Rappelons que deux positions s’opposent : d’une part, les tenants d’une représentation impossible (ou strictement balisée) de la question du génocide ; de l’autre, ceux qui estiment, au contraire, que rien ne justifie cette réserve cinématographique, qu’à vouloir s’empêcher de filmer et de raconter certains événements, on risque de créer l’amnésie du plus grand nombre et d’obtenir l’inverse de l’effet recherché : non pas une conscience plus grande de l’Histoire, mais une ignorance sans limites. Avnet appartient bien sûr au second groupe, et si son film pose problème, c’est justement qu’il assume, sans trop se poser de questions, le programme candide et consciencieux de la grande fresque historique posant pour l’éternité.

Certes, 1943, l’ultime révolte ne traite pas strictement du génocide : l’action ne quitte pas Varsovie et ne montre que le départ atroce des convois, sans prendre le risque de représenter, par exemple, l’intérieur des wagons plombés, risque pris récemment par Costa-Gavras avec de pathétiques conséquences ; de même, les sources qui ont participé à l’écriture du scénario sont irréprochables, qui permettent de raconter dans le plus grand détail la naissance puis le déclenchement de la résistance juive à l’armée allemande ou d’illustrer quelques-unes des pages les plus poignantes de l’histoire de la Seconde Guerre mondiale : le suicide d’Adam Czerniakow, doyen du Judenrat du ghetto de Varsovie, préférant mourir plutôt que d’accepter la déportation de sa communauté ou encore l’héroïsme du docteur Janusz Korczak choisissant d’accompagner les enfants de son orphelinat jusqu’à la mort.
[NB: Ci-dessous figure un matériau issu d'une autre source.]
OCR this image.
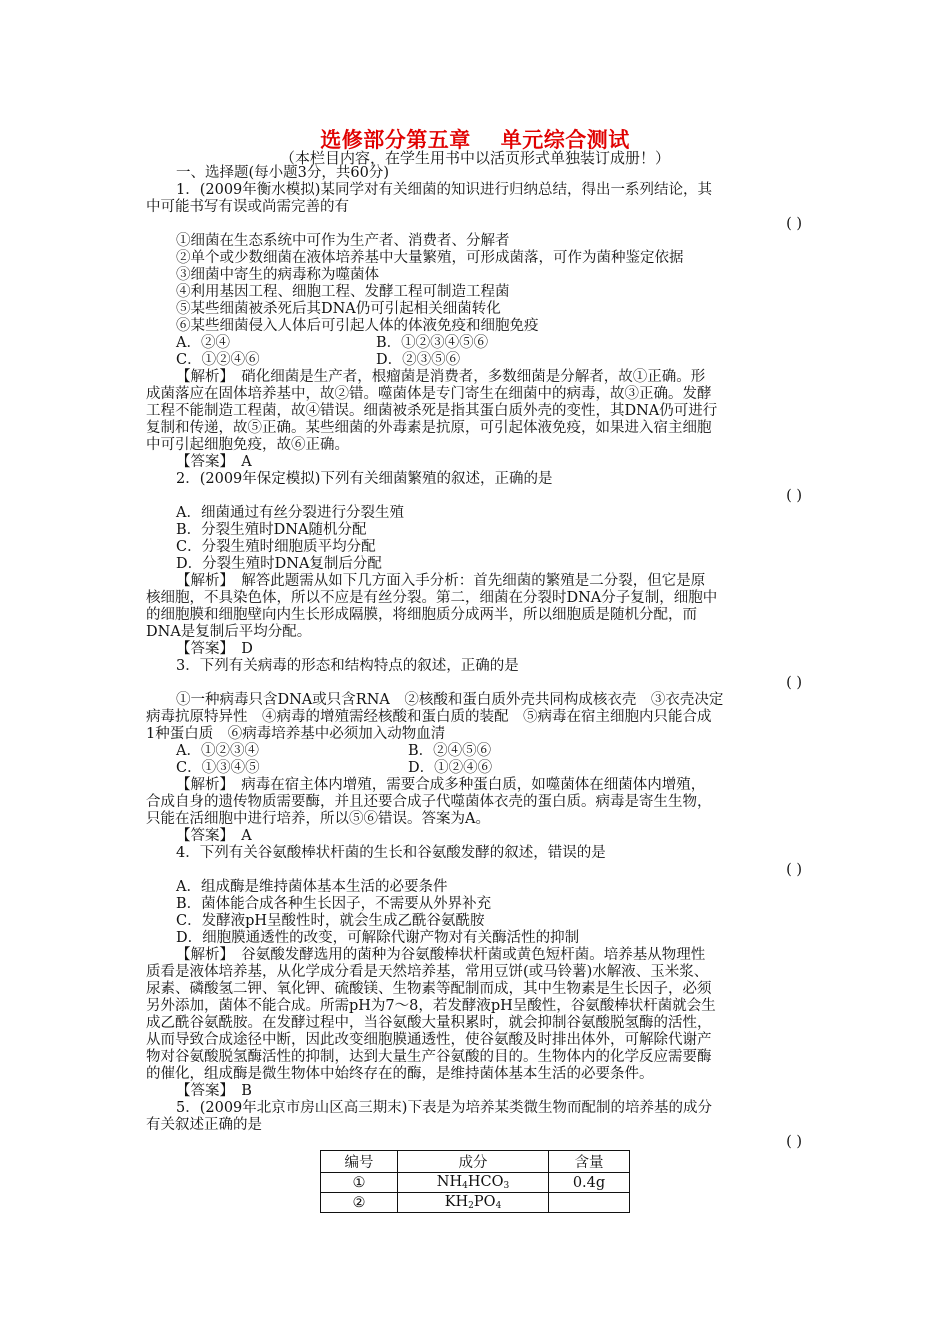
选修部分第五章 单元综合测试
（本栏目内容，在学生用书中以活页形式单独装订成册！）
一、选择题(每小题3分，共60分)
1．(2009年衡水模拟)某同学对有关细菌的知识进行归纳总结，得出一系列结论，其
中可能书写有误或尚需完善的有
( )
①细菌在生态系统中可作为生产者、消费者、分解者
②单个或少数细菌在液体培养基中大量繁殖，可形成菌落，可作为菌种鉴定依据
③细菌中寄生的病毒称为噬菌体
④利用基因工程、细胞工程、发酵工程可制造工程菌
⑤某些细菌被杀死后其DNA仍可引起相关细菌转化
⑥某些细菌侵入人体后可引起人体的体液免疫和细胞免疫
A．②④	B．①②③④⑤⑥
C．①②④⑥	D．②③⑤⑥
【解析】　硝化细菌是生产者，根瘤菌是消费者，多数细菌是分解者，故①正确。形
成菌落应在固体培养基中，故②错。噬菌体是专门寄生在细菌中的病毒，故③正确。发酵
工程不能制造工程菌，故④错误。细菌被杀死是指其蛋白质外壳的变性，其DNA仍可进行
复制和传递，故⑤正确。某些细菌的外毒素是抗原，可引起体液免疫，如果进入宿主细胞
中可引起细胞免疫，故⑥正确。
【答案】　A
2．(2009年保定模拟)下列有关细菌繁殖的叙述，正确的是
( )
A．细菌通过有丝分裂进行分裂生殖
B．分裂生殖时DNA随机分配
C．分裂生殖时细胞质平均分配
D．分裂生殖时DNA复制后分配
【解析】　解答此题需从如下几方面入手分析：首先细菌的繁殖是二分裂，但它是原
核细胞，不具染色体，所以不应是有丝分裂。第二，细菌在分裂时DNA分子复制，细胞中
的细胞膜和细胞壁向内生长形成隔膜，将细胞质分成两半，所以细胞质是随机分配，而
DNA是复制后平均分配。
【答案】　D
3．下列有关病毒的形态和结构特点的叙述，正确的是
( )
①一种病毒只含DNA或只含RNA　②核酸和蛋白质外壳共同构成核衣壳　③衣壳决定
病毒抗原特异性　④病毒的增殖需经核酸和蛋白质的装配　⑤病毒在宿主细胞内只能合成
1种蛋白质　⑥病毒培养基中必须加入动物血清
A．①②③④	B．②④⑤⑥
C．①③④⑤	D．①②④⑥
【解析】　病毒在宿主体内增殖，需要合成多种蛋白质，如噬菌体在细菌体内增殖，
合成自身的遗传物质需要酶，并且还要合成子代噬菌体衣壳的蛋白质。病毒是寄生生物，
只能在活细胞中进行培养，所以⑤⑥错误。答案为A。
【答案】　A
4．下列有关谷氨酸棒状杆菌的生长和谷氨酸发酵的叙述，错误的是
( )
A．组成酶是维持菌体基本生活的必要条件
B．菌体能合成各种生长因子，不需要从外界补充
C．发酵液pH呈酸性时，就会生成乙酰谷氨酰胺
D．细胞膜通透性的改变，可解除代谢产物对有关酶活性的抑制
【解析】　谷氨酸发酵选用的菌种为谷氨酸棒状杆菌或黄色短杆菌。培养基从物理性
质看是液体培养基，从化学成分看是天然培养基，常用豆饼(或马铃薯)水解液、玉米浆、
尿素、磷酸氢二钾、氧化钾、硫酸镁、生物素等配制而成，其中生物素是生长因子，必须
另外添加，菌体不能合成。所需pH为7～8，若发酵液pH呈酸性，谷氨酸棒状杆菌就会生
成乙酰谷氨酰胺。在发酵过程中，当谷氨酸大量积累时，就会抑制谷氨酸脱氢酶的活性，
从而导致合成途径中断，因此改变细胞膜通透性，使谷氨酸及时排出体外，可解除代谢产
物对谷氨酸脱氢酶活性的抑制，达到大量生产谷氨酸的目的。生物体内的化学反应需要酶
的催化，组成酶是微生物体中始终存在的酶，是维持菌体基本生活的必要条件。
【答案】　B
5．(2009年北京市房山区高三期末)下表是为培养某类微生物而配制的培养基的成分
有关叙述正确的是
( )
编号	成分	含量
①	$NH_4HCO_3$	0.4g
②	$KH_2PO_4$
Pourtant, l’ensemble du film, qui s’étire sur plus de deux heures trente, peine à sortir de la grammaire connue des reconstitutions hollywoodiennes : le contexte matériel des années de guerre est reproduit avec un souci si scrupuleux du détail qu’on finit par ne plus voir qu’une galerie d’accessoires, musée bien tenu avec pardessus rapiécés, uniformes impeccables, armes d’époque, etc. Les personnages baignent dans une photographie gris-bleu délavée qui a fini par fixer pour l’éternité la teinte et la couleur cinématographique de cette période. Jamais le film ne parvient pas à donner au passé son statut de différence radicale par rapport au présent.

Enfin, en dépit des bornes chronologiques et des cartons explicatifs inscrits à l’écran, l’action n’apparaît jamais que dans la toute-puissance de la fiction hollywoodienne, inventée de bout en bout. Face au spectacle de l’écran qui montre un nazi assassiner pour rien un musicien juif, il faut sans cesse résister à l’assaut des émotions pour se dire enfin : « Ca a été réellement l’Histoire ». C’est cet empêchement à se soustraire à la vague des larmes faciles qui est parfois appelé « banalisation ».